By: Jesse S. Mitchell
In my bright new wonderful marvelous future, I imagine myself high up in the sky, the blue blue liquid blue sky. I see myself flying, floating, aloft, breathing slowly, below me the air waves like crashing blue waves of some old salty sea, above me the purple black of twilight and space and cloudless clime of heaven and me between the two. Touching nothing, all alone. I imagine it that way because my legs hurt, all this concrete makes my legs hurt and feet swell. This bus makes my bones rattle and this vinyl seat makes my skin crawl. I imagine my future bright and comfortable. I watch the awful everything blend together and race in one big distorted mess coming through the dirty window and my eyes blink and my eyes flutter and make something beautiful out of nothing at all…I can see whatever I want to see anyway. The cars dance in front and behind. The bus stops everywhere for too long. The Earth is still moving, that much is for sure, but the revolution has definitely stopped. I can see my bright new wonderful great fabulous future high above coming down close to me….reach my hand out and grab it on the horizon, trapped inside this bleating bus ride, coughing, clattering, coming undone, karmic prison…I hit my head on the thick glass, crash, crash, watch the world unfold in traffic…in blending speeding traffic. In my future everything is right and all is held in mercy and love and beauty and joy, nothing like all this ugly ugly greed and lost things and misplaced memories, out of tune…one side and then another, set next to each other…one reality here and another very different one here…my future and yours, yes, one and the other. Sri Krishna, drive me between the two sides, between these two skies, two gods, and see who has the desire to fight with me.
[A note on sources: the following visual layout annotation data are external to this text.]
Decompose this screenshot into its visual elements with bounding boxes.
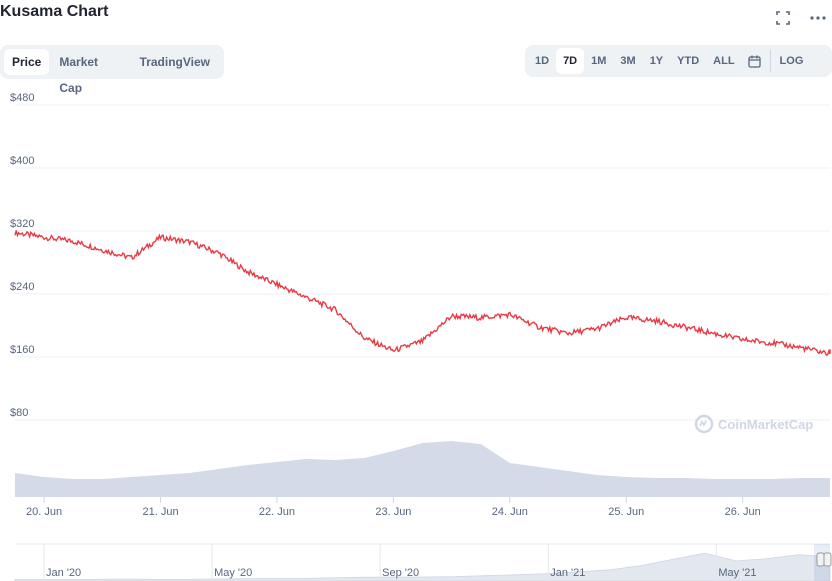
range-all[interactable]: ALL xyxy=(713,55,735,67)
y-tick-label: $240 xyxy=(10,281,34,293)
navigator-tick-label: Jan '20 xyxy=(46,567,81,579)
chart-type-tabs: Price Market Cap TradingView xyxy=(0,45,224,95)
x-tick-label: 26. Jun xyxy=(725,506,761,518)
time-range-selector: 1D 7D 1M 3M 1Y YTD ALL LOG xyxy=(525,45,832,77)
coinmarketcap-logo-mark xyxy=(699,420,707,427)
y-tick-label: $480 xyxy=(10,92,34,104)
coinmarketcap-logo-icon xyxy=(694,414,714,434)
y-tick-label: $160 xyxy=(10,344,34,356)
navigator-tick-label: Sep '20 xyxy=(382,567,419,579)
tab-market-cap[interactable]: Market Cap xyxy=(59,55,99,95)
x-tick-label: 24. Jun xyxy=(492,506,528,518)
navigator-tick-label: May '20 xyxy=(214,567,252,579)
range-1d[interactable]: 1D xyxy=(535,55,550,67)
chart-title: Kusama Chart xyxy=(0,3,109,20)
price-series-line xyxy=(14,230,831,356)
navigator-handle-left[interactable] xyxy=(816,552,825,567)
tab-price[interactable]: Price xyxy=(4,49,50,75)
fullscreen-icon[interactable] xyxy=(773,8,793,28)
y-tick-label: $80 xyxy=(10,407,28,419)
navigator-tick-label: May '21 xyxy=(718,567,756,579)
y-tick-label: $400 xyxy=(10,155,34,167)
calendar-icon[interactable] xyxy=(742,48,768,74)
range-1m[interactable]: 1M xyxy=(591,55,607,67)
more-icon[interactable] xyxy=(808,8,828,28)
range-1y[interactable]: 1Y xyxy=(649,55,664,67)
y-tick-label: $320 xyxy=(10,218,34,230)
range-7d[interactable]: 7D xyxy=(556,48,585,74)
range-divider xyxy=(769,50,771,72)
watermark-text: CoinMarketCap xyxy=(718,417,813,432)
tab-tradingview[interactable]: TradingView xyxy=(139,55,210,69)
x-tick-label: 20. Jun xyxy=(26,506,62,518)
x-tick-label: 25. Jun xyxy=(608,506,644,518)
navigator-handle-right[interactable] xyxy=(823,552,832,567)
navigator-tick-label: Jan '21 xyxy=(550,567,585,579)
coinmarketcap-watermark: CoinMarketCap xyxy=(694,414,813,434)
log-scale-toggle[interactable]: LOG xyxy=(779,55,804,67)
navigator-selection[interactable] xyxy=(814,544,830,581)
navigator-area xyxy=(14,552,831,581)
range-ytd[interactable]: YTD xyxy=(677,55,700,67)
x-tick-label: 23. Jun xyxy=(375,506,411,518)
x-tick-label: 21. Jun xyxy=(142,506,178,518)
volume-area xyxy=(15,441,830,497)
navigator[interactable]: Jan '20 May '20 Sep '20 Jan '21 May '21 xyxy=(14,543,832,581)
range-3m[interactable]: 3M xyxy=(620,55,636,67)
x-tick-label: 22. Jun xyxy=(259,506,295,518)
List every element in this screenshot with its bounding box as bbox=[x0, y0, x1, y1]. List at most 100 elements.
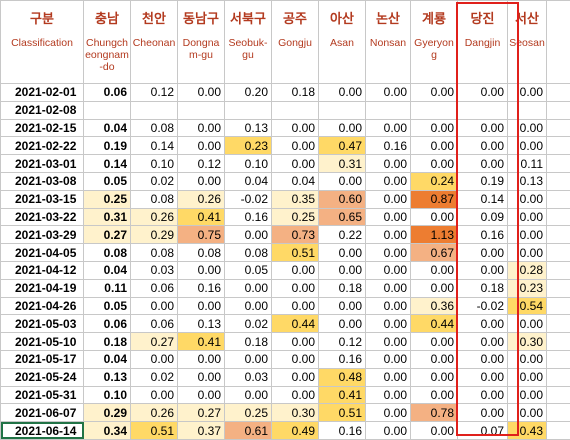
value-cell[interactable]: 0.54 bbox=[507, 296, 547, 316]
value-cell[interactable]: 0.12 bbox=[130, 83, 178, 102]
value-cell[interactable]: 0.06 bbox=[130, 314, 178, 334]
value-cell[interactable]: 0.13 bbox=[507, 171, 547, 191]
value-cell[interactable]: 0.00 bbox=[410, 385, 458, 405]
value-cell[interactable]: 0.23 bbox=[224, 136, 272, 156]
value-cell[interactable]: 0.00 bbox=[177, 385, 225, 405]
header-col-extra[interactable] bbox=[546, 0, 570, 84]
date-cell[interactable]: 2021-04-12 bbox=[0, 260, 84, 280]
value-cell[interactable]: 0.28 bbox=[507, 260, 547, 280]
value-cell[interactable] bbox=[546, 154, 570, 173]
date-cell[interactable]: 2021-03-01 bbox=[0, 154, 84, 173]
value-cell[interactable]: 0.11 bbox=[507, 154, 547, 173]
date-cell[interactable]: 2021-06-14 bbox=[0, 421, 84, 440]
value-cell[interactable]: 0.08 bbox=[83, 243, 131, 262]
value-cell[interactable]: 0.00 bbox=[507, 314, 547, 334]
date-cell[interactable]: 2021-02-15 bbox=[0, 118, 84, 138]
value-cell[interactable]: 0.00 bbox=[271, 154, 319, 173]
value-cell[interactable]: 0.26 bbox=[130, 207, 178, 227]
value-cell[interactable]: 0.00 bbox=[507, 243, 547, 262]
value-cell[interactable]: 0.00 bbox=[365, 118, 411, 138]
value-cell[interactable]: 0.16 bbox=[224, 207, 272, 227]
value-cell[interactable] bbox=[546, 421, 570, 440]
value-cell[interactable] bbox=[318, 100, 366, 120]
value-cell[interactable]: 0.00 bbox=[410, 278, 458, 298]
value-cell[interactable]: 0.06 bbox=[83, 83, 131, 102]
value-cell[interactable]: 1.13 bbox=[410, 225, 458, 245]
value-cell[interactable] bbox=[271, 100, 319, 120]
value-cell[interactable]: 0.25 bbox=[271, 207, 319, 227]
value-cell[interactable]: 0.16 bbox=[318, 421, 366, 440]
value-cell[interactable]: 0.37 bbox=[177, 421, 225, 440]
value-cell[interactable]: 0.06 bbox=[83, 314, 131, 334]
header-col-gyeryong[interactable]: 계룡 Gyeryong bbox=[410, 0, 458, 84]
value-cell[interactable]: 0.75 bbox=[177, 225, 225, 245]
value-cell[interactable] bbox=[546, 136, 570, 156]
value-cell[interactable]: 0.24 bbox=[410, 171, 458, 191]
value-cell[interactable] bbox=[546, 385, 570, 405]
header-col-dongnam-gu[interactable]: 동남구 Dongnam-gu bbox=[177, 0, 225, 84]
value-cell[interactable]: 0.00 bbox=[365, 260, 411, 280]
value-cell[interactable]: 0.09 bbox=[457, 207, 508, 227]
value-cell[interactable]: 0.04 bbox=[83, 118, 131, 138]
date-cell[interactable]: 2021-02-01 bbox=[0, 83, 84, 102]
value-cell[interactable]: 0.00 bbox=[410, 349, 458, 369]
value-cell[interactable]: 0.00 bbox=[177, 136, 225, 156]
value-cell[interactable]: 0.41 bbox=[177, 332, 225, 351]
date-cell[interactable]: 2021-03-22 bbox=[0, 207, 84, 227]
value-cell[interactable]: 0.00 bbox=[177, 367, 225, 387]
header-col-chungcheongnam-do[interactable]: 충남 Chungcheongnam-do bbox=[83, 0, 131, 84]
header-col-dangjin[interactable]: 당진 Dangjin bbox=[457, 0, 508, 84]
value-cell[interactable]: 0.05 bbox=[83, 296, 131, 316]
value-cell[interactable] bbox=[83, 100, 131, 120]
value-cell[interactable]: 0.00 bbox=[130, 296, 178, 316]
value-cell[interactable]: 0.27 bbox=[83, 225, 131, 245]
value-cell[interactable]: 0.00 bbox=[318, 83, 366, 102]
value-cell[interactable]: 0.18 bbox=[318, 278, 366, 298]
value-cell[interactable]: 0.00 bbox=[365, 243, 411, 262]
date-cell[interactable]: 2021-04-26 bbox=[0, 296, 84, 316]
value-cell[interactable]: 0.30 bbox=[271, 403, 319, 423]
value-cell[interactable] bbox=[546, 403, 570, 423]
value-cell[interactable]: 0.00 bbox=[318, 296, 366, 316]
value-cell[interactable] bbox=[546, 225, 570, 245]
value-cell[interactable]: 0.25 bbox=[224, 403, 272, 423]
value-cell[interactable] bbox=[546, 100, 570, 120]
value-cell[interactable]: 0.16 bbox=[318, 349, 366, 369]
value-cell[interactable]: 0.00 bbox=[365, 367, 411, 387]
value-cell[interactable]: 0.03 bbox=[224, 367, 272, 387]
value-cell[interactable]: 0.00 bbox=[224, 296, 272, 316]
date-cell[interactable]: 2021-03-15 bbox=[0, 189, 84, 209]
value-cell[interactable]: -0.02 bbox=[457, 296, 508, 316]
value-cell[interactable]: 0.00 bbox=[507, 349, 547, 369]
value-cell[interactable]: 0.00 bbox=[271, 367, 319, 387]
value-cell[interactable]: 0.67 bbox=[410, 243, 458, 262]
value-cell[interactable]: 0.29 bbox=[130, 225, 178, 245]
value-cell[interactable]: 0.36 bbox=[410, 296, 458, 316]
value-cell[interactable]: 0.00 bbox=[410, 154, 458, 173]
value-cell[interactable]: 0.00 bbox=[507, 225, 547, 245]
value-cell[interactable]: 0.00 bbox=[365, 154, 411, 173]
value-cell[interactable]: 0.00 bbox=[224, 349, 272, 369]
value-cell[interactable]: 0.41 bbox=[318, 385, 366, 405]
date-cell[interactable]: 2021-02-22 bbox=[0, 136, 84, 156]
value-cell[interactable] bbox=[410, 100, 458, 120]
value-cell[interactable]: 0.00 bbox=[410, 367, 458, 387]
value-cell[interactable]: 0.00 bbox=[507, 136, 547, 156]
value-cell[interactable]: 0.00 bbox=[318, 243, 366, 262]
value-cell[interactable]: 0.07 bbox=[457, 421, 508, 440]
value-cell[interactable]: 0.87 bbox=[410, 189, 458, 209]
value-cell[interactable] bbox=[546, 349, 570, 369]
value-cell[interactable] bbox=[546, 260, 570, 280]
value-cell[interactable]: 0.12 bbox=[177, 154, 225, 173]
date-cell[interactable]: 2021-02-08 bbox=[0, 100, 84, 120]
value-cell[interactable]: 0.26 bbox=[177, 189, 225, 209]
value-cell[interactable]: 0.00 bbox=[365, 225, 411, 245]
date-cell[interactable]: 2021-05-17 bbox=[0, 349, 84, 369]
value-cell[interactable] bbox=[546, 332, 570, 351]
value-cell[interactable]: 0.04 bbox=[224, 171, 272, 191]
value-cell[interactable]: 0.00 bbox=[365, 314, 411, 334]
value-cell[interactable] bbox=[546, 207, 570, 227]
value-cell[interactable]: 0.00 bbox=[507, 118, 547, 138]
value-cell[interactable]: 0.35 bbox=[271, 189, 319, 209]
value-cell[interactable]: 0.03 bbox=[130, 260, 178, 280]
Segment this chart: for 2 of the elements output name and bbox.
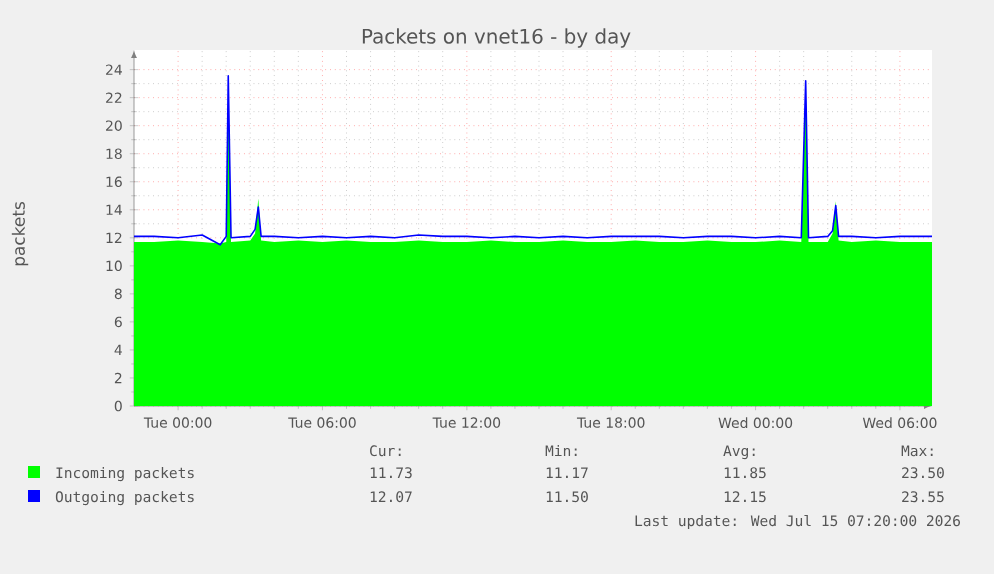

The traffic light swings like a pendulum above the bus roof, barely visible through the front window. Stuck on red, time has all but stopped. The light drips down to the green lens slowly…drip drip drip. A thousand lives are lived in those waiting minutes. One hundred thousand thoughts composed and lost, forgotten before the bus slowly lurches forward. The wild sounds of a confused mosaic city life drowning the sounds met for human ears. My ears feel like bleeding. Bleeding red. My swollen feet throb and I can barely move my toes.
I am crawling about in this world. I am just crawling with all these other grasping shadows. Hold on. In my bright blue future, I am flying high above. Flying high above in between blue skies. Flying high above the hard concrete ground and sour feet and long overused legs bent and broken. I am happy, barely having thoughts, high above in the hardly breathing windless sky when the bus stops. When the bus stops at my stop I raise myself up and walk out the folded door. My hand on the little silver handles reflecting the sun. Little pin points of light dance and pop as the crowds move around me. My hands shake in the cold wind. The light makes me shudder, left out in the open, no shade to hide myself under, the hard evil karma of illumination. This is a land of strangers and dangers and sorrow and lights blazing right into my aching head. The awful price I pay is unbelievable. I can see right into the minds of these mad beasts and blood drinking red-soaked monsters. I open the door to the silver glass building…the cold irony…the building is made entirely of reflective glass…the wild irony…the mirrors reflecting back the hideous sights…always, reflecting…back and forth, back and forth…infinitely. Inside the place is an open cavern, lit by electric fire and haunted by half dead spirits. In a rush, I make my way to the closing metal door of the elevator. In my future, I will be all alone…far above all of this demonry, in the blue blue sky.